Four Stars

Replacing Null with 0's on 100's of Columns

Hello,

 

I am currently creating an aggregate table in Talend Real-time Big Data platform. I am turning a transactions table that has many millions of rows into a aggregated version (per ID) that is very wide (approximately 1300 columns). My mapping is below:

tRedshiftInput --> tMap --> tAggregateRow --> tSortRow --> tPivotToColumnsDelimited

 

It works exactly as it should, I then take this CSV and and use the COPY command to copy the data back into Redshift in the required format. 

 

However, some ID's do not have values for their respective column and therefore a NULL is inserted. However for me to use this table in R, I would like to replace all NULL's to 0's.

 

I know this is possible to do using row1.column1 ==null?0:row1.column1 in tMap. But it is not practical to do this for 1300 columns, it'll take me a lifetime and I am not getting any younger!!

 

I have experimented with the DEFAULT value in the Schema's but a 0 is never inserted. I have also created the Redshift table with 0 as the default value, this did not work either. I also tried tReplace, but this requires every field to be explicitly stated which would also take very long.

 

Is there an easier way to convert all NULL's to 0's?

 

Bonus question: How can I get talend to create the Redshift table for me but not insert any rows?

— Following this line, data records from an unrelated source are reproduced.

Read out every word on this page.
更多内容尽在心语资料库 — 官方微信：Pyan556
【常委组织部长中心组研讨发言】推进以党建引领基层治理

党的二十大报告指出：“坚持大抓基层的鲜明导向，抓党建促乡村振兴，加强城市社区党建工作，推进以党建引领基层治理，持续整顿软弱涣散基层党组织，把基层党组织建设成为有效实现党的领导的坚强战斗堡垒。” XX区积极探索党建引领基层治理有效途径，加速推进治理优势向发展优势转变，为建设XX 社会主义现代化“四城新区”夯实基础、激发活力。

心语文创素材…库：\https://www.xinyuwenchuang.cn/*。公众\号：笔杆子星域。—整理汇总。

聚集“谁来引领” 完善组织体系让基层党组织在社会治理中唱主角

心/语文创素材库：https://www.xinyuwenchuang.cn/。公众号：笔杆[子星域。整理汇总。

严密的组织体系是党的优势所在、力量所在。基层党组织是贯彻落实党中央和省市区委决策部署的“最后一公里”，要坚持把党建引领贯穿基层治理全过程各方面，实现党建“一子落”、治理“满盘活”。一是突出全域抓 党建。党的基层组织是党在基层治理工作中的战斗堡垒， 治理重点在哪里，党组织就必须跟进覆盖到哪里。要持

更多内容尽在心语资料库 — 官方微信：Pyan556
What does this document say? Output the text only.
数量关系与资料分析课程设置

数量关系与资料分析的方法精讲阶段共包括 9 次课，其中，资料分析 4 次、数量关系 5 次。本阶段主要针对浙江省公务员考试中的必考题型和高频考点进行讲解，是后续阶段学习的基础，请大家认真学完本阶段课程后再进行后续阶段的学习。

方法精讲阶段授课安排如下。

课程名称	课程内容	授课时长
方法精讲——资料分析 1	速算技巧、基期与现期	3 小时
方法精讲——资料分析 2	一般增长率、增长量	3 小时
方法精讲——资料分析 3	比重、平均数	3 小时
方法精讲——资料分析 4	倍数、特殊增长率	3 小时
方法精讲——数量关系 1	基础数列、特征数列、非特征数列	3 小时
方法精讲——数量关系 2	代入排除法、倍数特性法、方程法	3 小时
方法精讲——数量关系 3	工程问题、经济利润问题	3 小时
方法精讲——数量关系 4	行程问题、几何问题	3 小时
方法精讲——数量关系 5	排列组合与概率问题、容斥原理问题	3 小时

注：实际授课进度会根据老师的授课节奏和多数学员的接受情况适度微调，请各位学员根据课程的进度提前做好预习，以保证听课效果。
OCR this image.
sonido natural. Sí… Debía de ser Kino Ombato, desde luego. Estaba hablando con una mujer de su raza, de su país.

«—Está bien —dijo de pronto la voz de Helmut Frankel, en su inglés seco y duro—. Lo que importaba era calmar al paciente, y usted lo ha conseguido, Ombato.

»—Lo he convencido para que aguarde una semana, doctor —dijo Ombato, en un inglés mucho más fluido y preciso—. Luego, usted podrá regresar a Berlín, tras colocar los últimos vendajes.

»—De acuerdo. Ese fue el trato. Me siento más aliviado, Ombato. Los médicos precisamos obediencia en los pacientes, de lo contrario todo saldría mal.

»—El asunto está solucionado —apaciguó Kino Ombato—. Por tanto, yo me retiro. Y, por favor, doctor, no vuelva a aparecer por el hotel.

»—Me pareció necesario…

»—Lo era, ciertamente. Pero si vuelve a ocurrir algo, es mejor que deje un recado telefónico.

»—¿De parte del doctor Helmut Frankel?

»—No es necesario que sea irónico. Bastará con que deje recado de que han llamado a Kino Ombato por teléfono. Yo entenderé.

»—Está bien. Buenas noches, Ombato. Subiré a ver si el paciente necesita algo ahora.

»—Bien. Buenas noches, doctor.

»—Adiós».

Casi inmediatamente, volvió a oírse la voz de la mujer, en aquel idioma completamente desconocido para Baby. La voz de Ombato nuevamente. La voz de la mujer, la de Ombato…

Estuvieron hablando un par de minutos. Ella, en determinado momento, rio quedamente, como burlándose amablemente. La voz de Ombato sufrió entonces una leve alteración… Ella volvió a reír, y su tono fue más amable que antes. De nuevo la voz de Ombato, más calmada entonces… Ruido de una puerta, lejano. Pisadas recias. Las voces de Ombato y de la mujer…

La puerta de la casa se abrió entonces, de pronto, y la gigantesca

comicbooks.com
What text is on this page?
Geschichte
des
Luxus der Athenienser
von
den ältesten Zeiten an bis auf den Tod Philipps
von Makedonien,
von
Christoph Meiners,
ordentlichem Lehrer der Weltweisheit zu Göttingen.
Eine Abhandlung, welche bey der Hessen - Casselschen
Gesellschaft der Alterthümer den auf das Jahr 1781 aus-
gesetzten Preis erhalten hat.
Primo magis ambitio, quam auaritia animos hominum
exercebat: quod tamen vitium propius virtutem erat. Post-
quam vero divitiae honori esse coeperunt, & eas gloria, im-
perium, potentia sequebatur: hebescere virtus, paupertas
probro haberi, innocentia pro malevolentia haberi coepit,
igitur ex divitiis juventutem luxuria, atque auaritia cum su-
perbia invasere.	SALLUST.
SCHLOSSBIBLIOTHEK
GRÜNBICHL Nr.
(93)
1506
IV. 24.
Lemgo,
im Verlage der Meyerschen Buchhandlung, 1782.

At the moment the only way I know how to do it is to filter the mapping to 1 row, insert into Redshift using tRedshiftOutput (create table if not exist) then deactivate the component, truncate the table and put back the tPivotToColumnsDelimited component.

 

Any help would be much appreciated.

 

Thanks

 

pp84

Tags (1)
2 REPLIES
Four Stars

Re: Replacing Null with 0's on 100's of Columns

Any help...???
Twelve Stars TRF
Twelve Stars

Re: Replacing Null with 0's on 100's of Columns

Hi,
I assume field separator for the csv file produced by tPivotToColumnsDelimited is ";".
So, you can get the content of this file using tFileInputFullRow then with a tJavaRow you may have something like that:
output_row.line = (" ; " + input_row.line + " ; ").replaceAll(" ; ;", ";0;") ;
Now you just have to remove 1rst and last character from output_row.line and push the result to a new csv file.
Should work (sorry I can't from my mobile phone).

TRF